Economists are warning that Jordan’s middle class is facing extinction, and is nearly devoid of any classification after dwindling rapidly over the past few decades (JT file photo)

AMMAN — Economists are warning that Jordan’s middle class is facing extinction, and is nearly devoid of any classification after dwindling rapidly over the past few decades.

The COVID-19 pandemic and the inflationary wave resulting from the Russian-Ukrainian crisis have dealt a severe blow to the middle-class in Jordan, causing it to lose its foothold within the social, economic and cultural fabric of Jordanian society. 

Economist Husam Ayesh told The Jordan Times that the decline in the ratio of the middle class seems to be a prevailing trend in many countries worldwide, including global superpowers.

Ayesh emphasised that the social standing of the middle class in Jordan has significantly diminished over the years, and no longer enjoys its former position as the driving force behind the Kingdom’s socioeconomic, political and cultural dynamics. 

The shrinking middle class is a phenomenon currently observed in numerous nations; it is evident that Jordan is no exception, said Ayesh. 

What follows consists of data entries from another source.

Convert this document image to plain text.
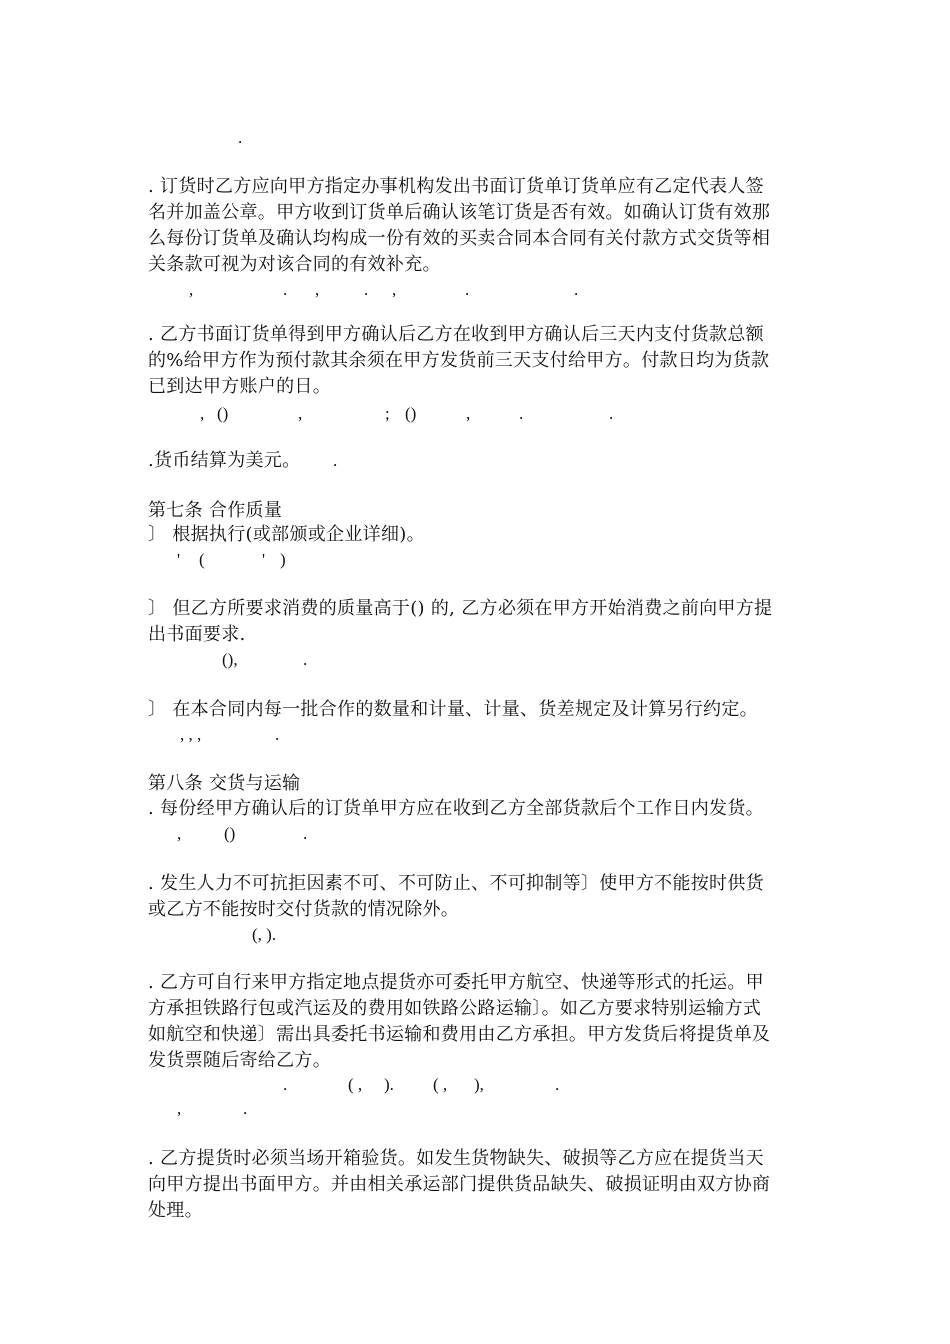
.
. 订货时乙方应向甲方指定办事机构发出书面订货单订货单应有乙定代表人签
名并加盖公章。甲方收到订货单后确认该笔订货是否有效。如确认订货有效那
么每份订货单及确认均构成一份有效的买卖合同本合同有关付款方式交货等相
关条款可视为对该合同的有效补充。
,	. ,	. ,	.	.
. 乙方书面订货单得到甲方确认后乙方在收到甲方确认后三天内支付货款总额
的%给甲方作为预付款其余须在甲方发货前三天支付给甲方。付款日均为货款
已到达甲方账户的日。
, ()	,	; ()	,	.	.
.货币结算为美元。 .
第七条 合作质量
〕 根据执行(或部颁或企业详细)。
' (	' )
〕 但乙方所要求消费的质量高于() 的, 乙方必须在甲方开始消费之前向甲方提
出书面要求.
(),	.
〕 在本合同内每一批合作的数量和计量、计量、货差规定及计算另行约定。
, , ,	.
第八条 交货与运输
. 每份经甲方确认后的订货单甲方应在收到乙方全部货款后个工作日内发货。
,	()	.
. 发生人力不可抗拒因素不可、不可防止、不可抑制等〕使甲方不能按时供货
或乙方不能按时交付货款的情况除外。
(, ).
. 乙方可自行来甲方指定地点提货亦可委托甲方航空、快递等形式的托运。甲
方承担铁路行包或汽运及的费用如铁路公路运输〕。如乙方要求特别运输方式
如航空和快递〕需出具委托书运输和费用由乙方承担。甲方发货后将提货单及
发货票随后寄给乙方。
.	( , ). ( , ),	.
,	.
. 乙方提货时必须当场开箱验货。如发生货物缺失、破损等乙方应在提货当天
向甲方提出书面甲方。并由相关承运部门提供货品缺失、破损证明由双方协商
处理。
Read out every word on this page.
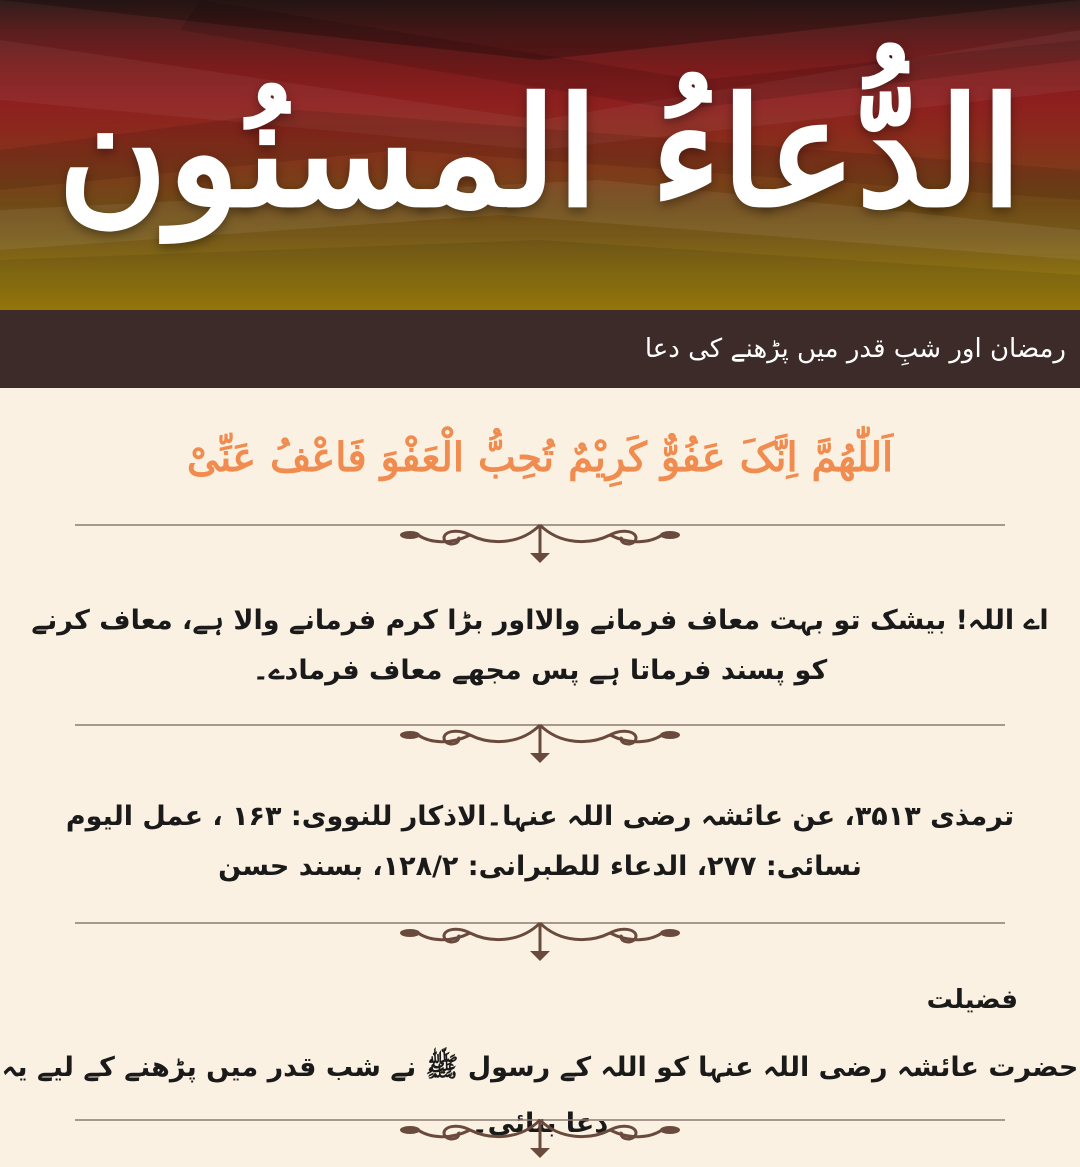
الدُّعاءُ المسنُون
رمضان اور شبِ قدر میں پڑھنے کی دعا
اَللّٰھُمَّ اِنَّکَ عَفُوٌّ کَرِیْمٌ تُحِبُّ الْعَفْوَ فَاعْفُ عَنِّیْ
اے اللہ! بیشک تو بہت معاف فرمانے والااور بڑا کرم فرمانے والا ہے، معاف کرنے کو پسند فرماتا ہے پس مجھے معاف فرمادے۔
ترمذی ۳۵۱۳، عن عائشہ رضی اللہ عنہا۔الاذکار للنووی: ۱۶۳ ، عمل الیوم نسائی: ۲۷۷، الدعاء للطبرانی: ۱۲۸/۲، بسند حسن
فضیلت
حضرت عائشہ رضی اللہ عنہا کو اللہ کے رسول ﷺ نے شب قدر میں پڑھنے کے لیے یہ دعا بتائی۔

“In recent years, the Jordanian society has revolved around two distinct groups: A small, wealthy elite that controls the wealth and resources, accounting for less than 10 per cent of the population, and a larger, marginalised majority comprising remnants of the middle class, along with low-income and impoverished individuals, representing 85 per cent of the total population,” Ayesh added. 

Approximately 80 per cent of Jordan’s population relies on salaries as their primary source of income, while only 15 per cent derive their earnings from their own businesses or ventures. “These indicators highlight the almost negligible presence of the middle class in the social and economic equation,” said Ayesh. 

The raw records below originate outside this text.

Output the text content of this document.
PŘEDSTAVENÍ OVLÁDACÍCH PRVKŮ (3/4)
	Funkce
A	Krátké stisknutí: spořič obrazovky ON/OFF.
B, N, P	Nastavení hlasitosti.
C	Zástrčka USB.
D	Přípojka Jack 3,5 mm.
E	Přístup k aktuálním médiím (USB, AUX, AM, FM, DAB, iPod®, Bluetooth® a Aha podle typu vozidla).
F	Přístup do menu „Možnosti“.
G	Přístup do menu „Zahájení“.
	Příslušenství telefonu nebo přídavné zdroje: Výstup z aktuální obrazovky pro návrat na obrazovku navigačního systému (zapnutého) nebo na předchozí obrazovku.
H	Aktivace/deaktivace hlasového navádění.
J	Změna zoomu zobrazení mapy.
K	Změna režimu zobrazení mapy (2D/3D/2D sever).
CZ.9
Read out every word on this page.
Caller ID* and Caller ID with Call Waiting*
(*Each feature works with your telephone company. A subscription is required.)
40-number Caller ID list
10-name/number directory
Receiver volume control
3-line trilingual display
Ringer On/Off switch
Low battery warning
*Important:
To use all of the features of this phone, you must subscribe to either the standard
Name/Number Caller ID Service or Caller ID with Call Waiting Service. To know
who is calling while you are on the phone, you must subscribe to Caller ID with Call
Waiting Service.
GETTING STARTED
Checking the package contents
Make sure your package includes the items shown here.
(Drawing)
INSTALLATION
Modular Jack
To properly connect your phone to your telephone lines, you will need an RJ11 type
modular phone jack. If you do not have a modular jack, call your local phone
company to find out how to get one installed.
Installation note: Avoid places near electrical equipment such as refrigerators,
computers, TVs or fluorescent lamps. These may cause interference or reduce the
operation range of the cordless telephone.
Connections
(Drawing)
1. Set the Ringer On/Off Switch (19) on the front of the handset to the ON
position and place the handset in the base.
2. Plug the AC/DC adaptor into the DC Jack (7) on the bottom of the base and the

The Jordanian middle class “used to be” the true catalyst and driving force behind the country’s economic activity and various facets of life, Ayesh noted. However, its influence has noticeably waned due to economic policies implemented by successive governments. 

“The local tax system, heavily reliant on sales tax, has curtailed the role and presence of the middle class,” Ayesh said. 

Additionally, succesive Jordanian governments have failed to raise citizens’ salaries for an extended period, resulting in the erosion of purchasing power and an increased burden on the middle class, the economist added. 

“External economic crises have also exerted additional pressures on this segment,” he noted. 

In an effort to revive and empower the middle class, Ayesh called upon the government to implement special tax and economic programmes to prompt a resurgence of the middle-class and reinstate their pivotal role in the economy. 

Economist Wajdi Makhamreh affirmed that the Jordanian middle class has been diminishing over the years due to government policies and decades-long salary stagnation irrespective of inflation. 

“Despite the soaring cost of living, the middle class’s salaries remained steady, forcing the middle class to reprioritise their spending and shift their consumption patterns,” Makhamreh told The Jordan Times. 

Consequently, this has led to a decline in economic activity, said Makhamreh. 

Makhamreh noted that this quasi-erasure of the middle class has negative repercussions on the national economy as well as the Jordanian social fabric.

 “Economic activity loses momentum, impacting other indicators of the local economy,” Makhamreh added. 

Additionally, a portion of the middle class could be pushed closer to the poverty line, requiring the government to provide education, healthcare, and social protection for a segment of society that traditionally “self-sustains” in these areas. 

To safeguard the middle class, ensure economic stability and promote growth, Makhamreh stressed the need for government efforts to increase middle class incomes in particular, but also raise salaries for all citizens.

“Attracting productive investments would stimulate the national economy and increasing government spending on the middle class is a crucial step,” Makhamreh said.